Bebeklikten çocukluğa geçişle birlikte soyut zekâ da adım adım gelişme gösterir. Soyut zekâ geliştikçe çocuklarımızdan âhiret, ölüm ve Allâh'la ilgili beklenmedik sorular duymaya başlarız.
"(Hâşâ) Allâh'ın annesi kim?
Allâh'ı neden göremiyoruz?
Allâh nerde kalıyor?
İnsanlar ölünce nereye gidiyorlar?”
gibi onların anlayış seviyesine göre, açıklanması zor sorularla karşılaşırız.
Bu sorulara verilecek cevaplar, çocuklar için oldukça önemlidir; yapılacak açıklama mutlaka onun zihnî gelişimine uygun, kafasını karıştırmayacak kadar sâde, ama merakını giderecek kadar yeterli olmalıdır.
Bu sorulara cevap verirken sahabe-i kiram ve Peygamber Efendimizin hayatından bazı örnekler vermek, dikkatlerini çekecek hikâyeler anlatmak; onların bu bilgileri zihinlerinde netleştirmelerine ve bu mevzûları daha kolay algılamalarına yardımcı olacaktır.
Bu da çocuklardaki Allah ve Peygamber sevgisini de destekleyecektir.
Ayrıca çocuklara dinî eğitim verilirken yapılacak en büyük hata; dînî unsurları alet ederek çocuğu korkutmaktır.
Yeni bir kavramı zihninde oturtmaya çalışan çocuk, cehennem ile korkutulduğunda inanç açısından olumsuz etkilenebilir ve sonrasında zihninde değiştirilmesi güç yanlışlar oluşması muhtemeldir.
Hâlbuki yapılan tüm ibadetlerin temelindeki esas anlayış, Allah'ın sevgisine nâil olabilmek, Peygamber Efendimiz'e lâyık ümmet olabilmektir. Bunlar da biz inananlar için büyük ödüllerdir.
Günümüzde okullarda dinî eğitim ilkokul ve ortaokul düzeyinde zorunlu olmasına rağmen, ilkokul yaşına gelene kadar beklenilmemeli ve ilk dinî eğitimin temeli âilede verilmeye başlanmalıdır.
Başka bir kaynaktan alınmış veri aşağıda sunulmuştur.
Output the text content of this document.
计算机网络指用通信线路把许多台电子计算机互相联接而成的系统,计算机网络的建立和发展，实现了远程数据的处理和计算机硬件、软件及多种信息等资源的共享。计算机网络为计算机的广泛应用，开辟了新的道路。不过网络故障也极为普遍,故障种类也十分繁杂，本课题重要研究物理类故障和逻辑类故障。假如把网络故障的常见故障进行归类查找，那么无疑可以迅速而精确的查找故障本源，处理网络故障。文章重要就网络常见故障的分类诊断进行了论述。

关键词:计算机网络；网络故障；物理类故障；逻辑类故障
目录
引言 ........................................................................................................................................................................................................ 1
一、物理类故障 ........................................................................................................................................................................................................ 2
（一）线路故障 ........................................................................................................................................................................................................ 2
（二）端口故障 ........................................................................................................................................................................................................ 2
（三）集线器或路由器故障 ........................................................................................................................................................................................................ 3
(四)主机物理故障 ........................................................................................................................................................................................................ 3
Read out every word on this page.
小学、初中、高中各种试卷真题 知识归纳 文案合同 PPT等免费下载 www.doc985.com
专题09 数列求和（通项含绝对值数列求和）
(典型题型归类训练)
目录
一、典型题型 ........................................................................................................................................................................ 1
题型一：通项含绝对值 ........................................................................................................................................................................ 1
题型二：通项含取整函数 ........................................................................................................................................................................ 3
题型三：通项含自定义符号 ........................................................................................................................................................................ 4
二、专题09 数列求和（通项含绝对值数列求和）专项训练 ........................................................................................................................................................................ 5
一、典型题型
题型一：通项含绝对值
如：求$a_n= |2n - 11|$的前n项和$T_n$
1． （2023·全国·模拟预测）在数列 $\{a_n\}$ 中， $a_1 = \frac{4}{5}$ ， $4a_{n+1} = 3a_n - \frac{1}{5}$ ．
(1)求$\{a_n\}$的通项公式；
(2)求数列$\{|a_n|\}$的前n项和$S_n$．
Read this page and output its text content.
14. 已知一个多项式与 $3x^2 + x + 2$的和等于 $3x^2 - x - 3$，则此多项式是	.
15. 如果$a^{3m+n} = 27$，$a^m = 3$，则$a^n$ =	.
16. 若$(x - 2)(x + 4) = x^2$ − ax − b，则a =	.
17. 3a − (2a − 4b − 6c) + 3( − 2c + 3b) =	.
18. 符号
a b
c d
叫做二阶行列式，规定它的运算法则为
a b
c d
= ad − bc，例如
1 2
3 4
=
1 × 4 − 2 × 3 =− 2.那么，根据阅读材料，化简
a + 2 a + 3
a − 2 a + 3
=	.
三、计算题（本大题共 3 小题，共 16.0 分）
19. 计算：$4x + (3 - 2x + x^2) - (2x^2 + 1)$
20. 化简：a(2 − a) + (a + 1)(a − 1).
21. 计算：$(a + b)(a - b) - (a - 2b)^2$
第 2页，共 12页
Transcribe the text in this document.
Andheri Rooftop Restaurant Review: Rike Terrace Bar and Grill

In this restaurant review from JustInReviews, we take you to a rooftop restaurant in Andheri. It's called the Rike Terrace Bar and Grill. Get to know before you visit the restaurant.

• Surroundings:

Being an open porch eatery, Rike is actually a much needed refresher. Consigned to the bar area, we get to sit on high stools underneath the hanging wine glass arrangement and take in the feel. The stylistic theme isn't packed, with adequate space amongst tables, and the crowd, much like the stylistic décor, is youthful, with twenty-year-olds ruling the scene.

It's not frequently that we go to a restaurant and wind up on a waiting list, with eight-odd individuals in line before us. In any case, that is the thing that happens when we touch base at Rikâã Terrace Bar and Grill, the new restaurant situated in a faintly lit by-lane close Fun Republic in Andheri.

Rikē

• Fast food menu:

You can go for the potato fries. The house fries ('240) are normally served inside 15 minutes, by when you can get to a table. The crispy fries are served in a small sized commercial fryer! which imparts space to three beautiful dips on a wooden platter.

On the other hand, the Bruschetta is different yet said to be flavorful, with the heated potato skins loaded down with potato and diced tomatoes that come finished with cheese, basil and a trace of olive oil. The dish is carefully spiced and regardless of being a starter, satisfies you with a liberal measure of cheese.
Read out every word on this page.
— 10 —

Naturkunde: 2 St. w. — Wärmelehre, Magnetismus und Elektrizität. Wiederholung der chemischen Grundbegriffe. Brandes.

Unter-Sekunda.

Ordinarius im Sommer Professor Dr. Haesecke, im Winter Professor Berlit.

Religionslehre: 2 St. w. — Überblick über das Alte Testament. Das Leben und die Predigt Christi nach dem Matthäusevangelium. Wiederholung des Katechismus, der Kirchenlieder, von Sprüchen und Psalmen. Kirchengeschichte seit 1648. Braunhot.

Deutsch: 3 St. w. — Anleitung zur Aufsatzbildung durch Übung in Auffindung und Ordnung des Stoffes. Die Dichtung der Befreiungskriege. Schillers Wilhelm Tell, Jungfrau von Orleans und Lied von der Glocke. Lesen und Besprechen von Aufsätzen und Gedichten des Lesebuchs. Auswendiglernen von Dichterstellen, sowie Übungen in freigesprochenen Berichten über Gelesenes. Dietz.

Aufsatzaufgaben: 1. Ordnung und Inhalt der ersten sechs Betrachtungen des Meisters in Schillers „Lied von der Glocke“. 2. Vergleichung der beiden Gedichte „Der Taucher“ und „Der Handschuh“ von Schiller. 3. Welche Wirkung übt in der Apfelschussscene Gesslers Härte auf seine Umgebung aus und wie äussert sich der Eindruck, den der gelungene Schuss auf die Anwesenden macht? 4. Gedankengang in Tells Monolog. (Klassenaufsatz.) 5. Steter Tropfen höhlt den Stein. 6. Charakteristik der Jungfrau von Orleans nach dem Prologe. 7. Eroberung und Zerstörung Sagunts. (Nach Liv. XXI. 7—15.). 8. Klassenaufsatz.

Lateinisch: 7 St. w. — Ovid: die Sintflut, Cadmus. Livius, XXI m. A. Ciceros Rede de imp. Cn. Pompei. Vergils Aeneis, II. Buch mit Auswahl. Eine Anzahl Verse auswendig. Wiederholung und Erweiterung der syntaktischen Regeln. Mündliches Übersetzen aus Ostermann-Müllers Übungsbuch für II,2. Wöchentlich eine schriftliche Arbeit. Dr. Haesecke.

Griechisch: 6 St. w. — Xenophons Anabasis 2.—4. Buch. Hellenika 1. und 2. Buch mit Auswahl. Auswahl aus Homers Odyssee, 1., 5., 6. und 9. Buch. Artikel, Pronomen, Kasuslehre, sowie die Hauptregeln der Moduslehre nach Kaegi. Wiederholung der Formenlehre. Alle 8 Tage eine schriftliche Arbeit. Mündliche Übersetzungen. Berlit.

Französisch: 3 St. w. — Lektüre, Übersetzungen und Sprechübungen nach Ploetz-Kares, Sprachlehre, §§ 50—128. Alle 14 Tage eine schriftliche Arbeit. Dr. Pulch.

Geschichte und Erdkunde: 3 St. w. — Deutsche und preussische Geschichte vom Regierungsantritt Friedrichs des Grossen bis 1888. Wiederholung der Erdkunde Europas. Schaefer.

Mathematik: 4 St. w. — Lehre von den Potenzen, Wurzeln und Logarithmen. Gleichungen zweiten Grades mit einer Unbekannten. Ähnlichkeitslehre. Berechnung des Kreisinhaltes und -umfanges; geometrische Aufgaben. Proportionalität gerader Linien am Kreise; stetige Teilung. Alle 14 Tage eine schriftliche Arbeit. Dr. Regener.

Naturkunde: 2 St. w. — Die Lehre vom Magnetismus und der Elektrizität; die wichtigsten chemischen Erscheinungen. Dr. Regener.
Batı toplumlarındaki gençlerde tatminsizliğe dayalı suç oranındaki ve madde bağımlılığındaki artışın temelinde yatan en büyük sebebin mânevî değerlerden yoksunluk olduğu belirtilmektedir.
Şimdi bu durumla baş edebilmek için okul öncesi dönemden itibaren çocuklarda dînî eğitime daha fazla önem verilmeye başlanmıştır.
Bu düşünceyi destekleyen ciddî interaktif eğitim programları düzenlenmiştir. Özellikle Katolik Hıristiyan ve Mûsevî toplumlarda dînî eğitime okul yaşantısı boyunca çok önem verilmektedir.
Daha okul öncesi dönemden itibaren çocuklar için İncil ve Tevrat'tan seçilmiş görsüntülü sunumlar hazırlanmakta, peygamberlerin hayatından kıssalar anlatılmakta ve bu kıssalar üzerinde yoruma dayalı çalışmalar yapılarak ezberci bir zihniyetin gelişmesindense düşünen bir nesil yetiştirmek hedeflemektedir. Kezâ kendi dinî bayramlarını çok büyük bir coşku ile kutlamaktadırlar.
Hattâ medya imkânlarıyla tüm dünya çocuklarına kendi bayramlarını tanıtıp sevdirmeye çalışmaktadırlar.